In 7th grade, I spent every lunch period in this particular room on my school campus. The room itself was dull, but there was a boy waiting there every day who drew me in. He had glasses and white blond hair and a flirtatious grin that was designed to make my heart skip a beat.
One day, it was cold and I was under-dressed… as usual. I hated layering too many clothes on top of my layers of fat. Anyway, this boy offered me his jean jacket. It was warm, with a sheepskin layer inside that peeked out at the collar. And it was tight on me – because he was a skinny kid and I was not. But I wore the hell out of that jacket for the rest of our lunch period.
Now, this boy was a year older than me. So at the end of my 7th grade year, he graduated and moved up to high school.
By the time I got to high school a year later, I’d put on even more weight. And we no longer had shared lunch periods or flirtatious smiles. But he was on the JV basketball team. A friend of mine kept stats for the varsity basketball team, and convinced me to be a stat keeper for the freshman and JV teams. This meant I got to travel to all the away games on the bus with the boys. It was a fascinating opportunity to witness the inner-workings of the male species, and I had a blast hanging out and becoming friends with these guys. I also had a front row seat to watch my crush from 7th grade. He was a pretty good ball player – a starter on the JV team – and had only gotten cuter with time.
But he no longer beckoned me to his lunch spot, or let me borrow his jacket. I hung around him anyway, reveling in the brief smiles and snippets of conversation he granted me. I even signed up to be his Secret Pal – a tradition where girls would treat each athlete to little gifts, cookies, a decorated locker, etc. on game day. I would swoon when all of his friends said he got the best cookies, and conveniently ignored the fact that he never said anything about my efforts.

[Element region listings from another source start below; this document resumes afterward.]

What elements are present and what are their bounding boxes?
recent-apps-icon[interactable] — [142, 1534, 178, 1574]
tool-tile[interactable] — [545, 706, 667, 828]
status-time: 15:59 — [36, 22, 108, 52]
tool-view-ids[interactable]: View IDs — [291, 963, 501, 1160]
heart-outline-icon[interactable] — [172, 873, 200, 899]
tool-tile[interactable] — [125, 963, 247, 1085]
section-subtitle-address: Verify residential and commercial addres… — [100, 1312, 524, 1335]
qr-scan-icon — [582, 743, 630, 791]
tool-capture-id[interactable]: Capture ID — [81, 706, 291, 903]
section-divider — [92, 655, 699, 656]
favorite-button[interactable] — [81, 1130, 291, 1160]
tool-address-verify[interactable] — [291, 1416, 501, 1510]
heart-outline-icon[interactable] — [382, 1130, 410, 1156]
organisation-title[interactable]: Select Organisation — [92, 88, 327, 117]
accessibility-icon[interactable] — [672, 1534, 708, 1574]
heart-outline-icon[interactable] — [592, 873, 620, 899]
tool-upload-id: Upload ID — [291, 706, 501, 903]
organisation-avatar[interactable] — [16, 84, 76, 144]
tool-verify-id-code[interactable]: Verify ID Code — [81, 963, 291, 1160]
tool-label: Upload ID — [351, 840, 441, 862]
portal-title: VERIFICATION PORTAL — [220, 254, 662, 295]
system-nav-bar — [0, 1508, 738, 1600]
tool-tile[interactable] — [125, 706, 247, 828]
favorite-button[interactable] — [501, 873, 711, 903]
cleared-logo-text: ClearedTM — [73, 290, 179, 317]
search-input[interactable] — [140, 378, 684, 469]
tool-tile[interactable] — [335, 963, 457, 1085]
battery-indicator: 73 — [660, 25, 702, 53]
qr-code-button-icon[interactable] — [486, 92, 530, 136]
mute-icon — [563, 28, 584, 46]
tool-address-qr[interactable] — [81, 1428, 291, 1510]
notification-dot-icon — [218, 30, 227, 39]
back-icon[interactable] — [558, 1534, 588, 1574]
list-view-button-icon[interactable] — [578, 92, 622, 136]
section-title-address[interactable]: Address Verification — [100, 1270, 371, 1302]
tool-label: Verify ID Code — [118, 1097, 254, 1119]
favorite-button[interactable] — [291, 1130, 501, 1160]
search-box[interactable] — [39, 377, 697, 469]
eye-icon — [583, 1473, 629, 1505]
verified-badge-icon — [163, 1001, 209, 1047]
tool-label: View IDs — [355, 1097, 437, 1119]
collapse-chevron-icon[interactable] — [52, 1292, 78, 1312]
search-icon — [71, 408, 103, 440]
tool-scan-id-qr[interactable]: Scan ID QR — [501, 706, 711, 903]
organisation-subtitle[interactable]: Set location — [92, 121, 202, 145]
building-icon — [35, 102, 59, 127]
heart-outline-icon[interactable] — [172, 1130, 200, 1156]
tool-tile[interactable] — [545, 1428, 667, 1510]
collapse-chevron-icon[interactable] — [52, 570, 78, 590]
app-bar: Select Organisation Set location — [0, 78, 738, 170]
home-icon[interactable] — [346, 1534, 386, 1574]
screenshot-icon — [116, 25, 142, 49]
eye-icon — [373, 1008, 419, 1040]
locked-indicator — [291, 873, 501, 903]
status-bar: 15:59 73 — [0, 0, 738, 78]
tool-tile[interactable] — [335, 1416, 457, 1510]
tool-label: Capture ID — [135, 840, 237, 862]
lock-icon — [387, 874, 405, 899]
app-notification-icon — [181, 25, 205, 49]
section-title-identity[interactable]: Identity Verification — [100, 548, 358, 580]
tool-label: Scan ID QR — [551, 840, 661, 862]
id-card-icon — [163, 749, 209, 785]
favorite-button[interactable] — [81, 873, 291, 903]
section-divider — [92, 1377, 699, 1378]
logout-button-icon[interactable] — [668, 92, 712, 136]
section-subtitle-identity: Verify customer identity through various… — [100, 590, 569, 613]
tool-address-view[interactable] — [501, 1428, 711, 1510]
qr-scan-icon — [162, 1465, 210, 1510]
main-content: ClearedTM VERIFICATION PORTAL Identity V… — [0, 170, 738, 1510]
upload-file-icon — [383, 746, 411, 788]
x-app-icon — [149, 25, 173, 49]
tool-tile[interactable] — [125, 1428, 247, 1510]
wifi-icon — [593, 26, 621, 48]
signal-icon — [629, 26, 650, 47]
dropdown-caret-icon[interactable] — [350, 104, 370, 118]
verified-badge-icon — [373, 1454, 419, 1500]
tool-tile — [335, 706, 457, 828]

Looking back, I have no idea why I continued to torture myself. I got no positive reinforcement from him, no signs that he was interested in me. But I kept crushing on him, and beating myself up for not being cute enough or small enough. The younger, immature middle schooler in me just couldn’t let go of those lunchroom memories from 7th grade. So I desperately tried to re-ignite the spark I’d felt between us back then.
By the time he graduated from high school, I’d nurtured an unhealthy obsession with him for five years. There was mild stalker behavior included… typical teenage girl crap. Driving by his house with girlfriends, or re-routing by his classrooms as I walked to my classes. At one point during his senior year, I’d even talked him into taking me golfing – one of his favorite hobbies – and then got stood up. Looking back, I can see how gracious he actually was. He never demeaned or berated my innocent advances. He’d chat with me at least once every game day. After his graduation ceremony, he sweetly posed for a photo with me – and I cherished that damn picture for way too long. I’m so grateful the Universe ended it there. He’s nowhere to be found on the internet. I have no idea what he’s done with his life.
But I’m very clear on what I’ve done with mine. Married an amazing husband/father, after dating him for eight years to be sure our union would last. Fought tooth and nail to save our marriage, when each of our egos and brokenness threatened to end it. Pushed the limits of my own personal growth – facing monstrous fears and horrible demons, having faith that there was a more beautiful, joyous way to live on the other side. Shed countless tears when my open heart continuously got shut down and stomped on. Rose from the ashes of a barren career to become my own boss – living life and choosing work on my terms. And most importantly, I've aligned myself with people who have a bright light within.
Do you see our lights? Can you feel your own light fluttering inside? Begging to shine bright?